Donald F. Turner
Donald F. Turner was a notable antitrust attorney and professor at Harvard Law School. A native of Chippewa Falls, Wisconsin, Turner graduated from Northwestern University in 1941, and went on to earn a doctorate in economics from Harvard University in 1947 and a law degree from Yale Law School in 1950. He clerked for Supreme Court Associate Justice Tom C. Clark, and joined the Harvard Law School faculty in 1954. He headed Antitrust Division at the United States Department of Justice under Lyndon Baines Johnson. He retired from Harvard in 1979 and joined the law firm of Wilmer Cutler & Pickering. He also served as visiting professor at Georgetown University Law Center and was a fellow at the Brookings Institution.

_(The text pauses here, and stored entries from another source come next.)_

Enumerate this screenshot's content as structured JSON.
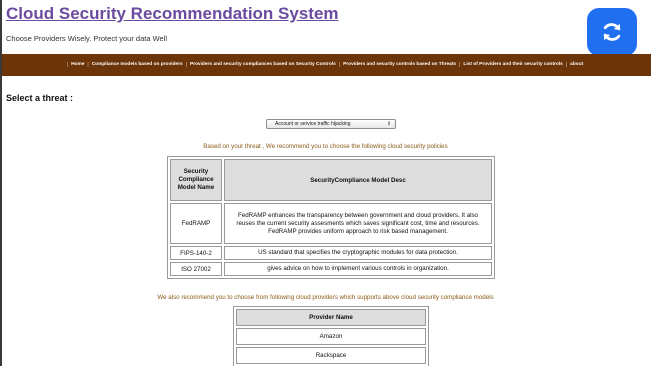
{
  "header": {
    "title": "Cloud Security Recommendation System",
    "tagline": "Choose Providers Wisely. Protect your data Well"
  },
  "refresh_icon": "refresh-icon",
  "colors": {
    "title": "#6a4ba0",
    "navbar": "#6b3409",
    "refresh_button": "#1f6ff0",
    "recommend_text": "#8a5a18"
  },
  "nav": {
    "items": [
      "Home",
      "Compliance models based on providers",
      "Providers and security compliances based on Security Controls",
      "Providers and security controls based on Threats",
      "List of Providers and their security controls",
      "about"
    ]
  },
  "threat": {
    "label": "Select a threat :",
    "selected": "Account or service traffic hijacking"
  },
  "policy_intro": "Based on your threat , We recommend you to choose the following cloud security policies",
  "policy_table": {
    "headers": [
      "Security Compliance Model Name",
      "SecurityCompliance Model Desc"
    ],
    "rows": [
      {
        "name": "FedRAMP",
        "desc": "FedRAMP enhances the transparency between government and cloud providers. It also reuses the current security assesments which saves significant cost, time and resources. FedRAMP provides uniform approach to risk based management."
      },
      {
        "name": "FIPS-140-2",
        "desc": "US standard that specifies the cryptographic modules for data protection."
      },
      {
        "name": "ISO 27002",
        "desc": "gives advice on how to implement various controls in organization."
      }
    ]
  },
  "provider_intro": "We also recommend you to choose from following cloud providers which supports above cloud security compliance models",
  "provider_table": {
    "header": "Provider Name",
    "rows": [
      "Amazon",
      "Rackspace"
    ]
  }
}
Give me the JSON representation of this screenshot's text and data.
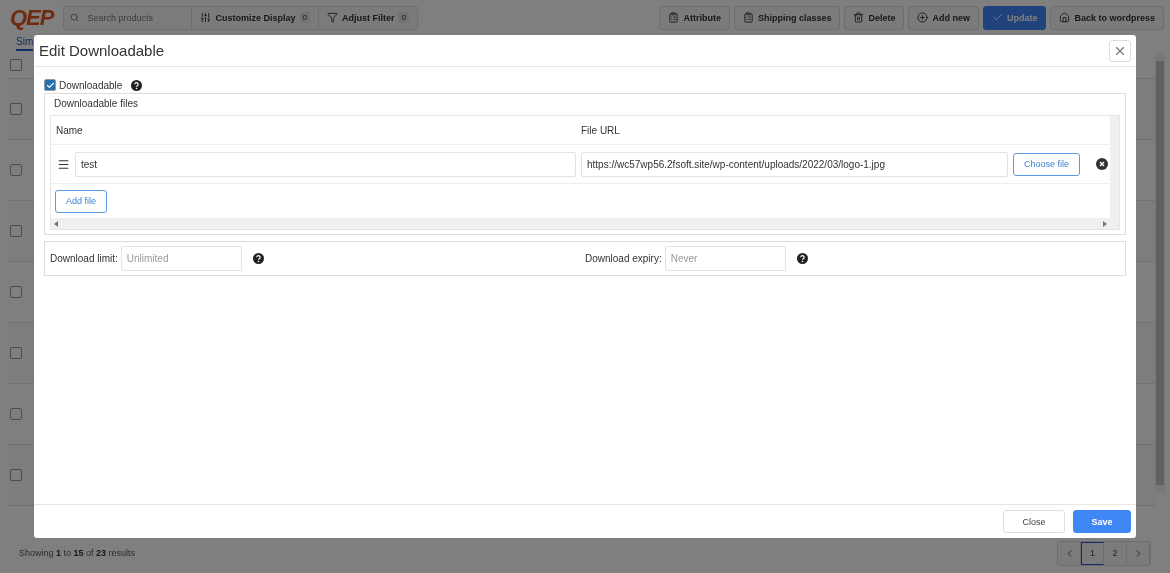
{
  "toolbar": {
    "logo": "QEP",
    "search": {
      "placeholder": "Search products"
    },
    "tools": [
      {
        "kind": "customize",
        "label": "Customize Display",
        "count": "0"
      },
      {
        "kind": "filter",
        "label": "Adjust Filter",
        "count": "0"
      }
    ],
    "actions": [
      {
        "kind": "attribute",
        "label": "Attribute"
      },
      {
        "kind": "shipping",
        "label": "Shipping classes"
      },
      {
        "kind": "delete",
        "label": "Delete"
      },
      {
        "kind": "add",
        "label": "Add new"
      },
      {
        "kind": "update",
        "label": "Update"
      },
      {
        "kind": "home",
        "label": "Back to wordpress"
      }
    ]
  },
  "tabs": [
    {
      "label": "Sim",
      "selected": true
    }
  ],
  "rows": [
    {
      "checked": false
    },
    {
      "checked": false
    },
    {
      "checked": false
    },
    {
      "checked": false
    },
    {
      "checked": false
    },
    {
      "checked": false
    },
    {
      "checked": false
    },
    {
      "checked": false
    }
  ],
  "footer": {
    "summary": "Showing **1** to **15** of **23** results",
    "pages": [
      {
        "label": "1",
        "selected": true
      },
      {
        "label": "2",
        "selected": false
      }
    ]
  },
  "modal": {
    "title": "Edit Downloadable",
    "downloadable": {
      "label": "Downloadable",
      "checked": true
    },
    "files": {
      "legend": "Downloadable files",
      "columns": [
        "Name",
        "File URL"
      ],
      "rows": [
        {
          "name": "test",
          "url": "https://wc57wp56.2fsoft.site/wp-content/uploads/2022/03/logo-1.jpg",
          "choose_label": "Choose file"
        }
      ],
      "add_label": "Add file"
    },
    "limit": {
      "label": "Download limit:",
      "placeholder": "Unlimited"
    },
    "expiry": {
      "label": "Download expiry:",
      "placeholder": "Never"
    },
    "buttons": [
      {
        "kind": "close",
        "label": "Close"
      },
      {
        "kind": "save",
        "label": "Save"
      }
    ]
  }
}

He died on July 24, 1994 from Alzheimer's disease.
Upon his death, Associate Justice Stephen G. Breyer wrote his obituary on his legal career.[1] Breyer wrote that Turner was Breyer's first post-clerkship employer.
He is celebrated for his 1956 article on the so-called Cellophane Case against the duPont company[2] It marked the first time economic analysis was well publicized to analyse antitrust law for the non-economist public.
References
- ↑ Volume 41, Antitrust Bulletin, pages 725-727 (1996)
- ↑ Harvard Law Review Volume 70, No. 2 Dec 1956 pp. 281–318.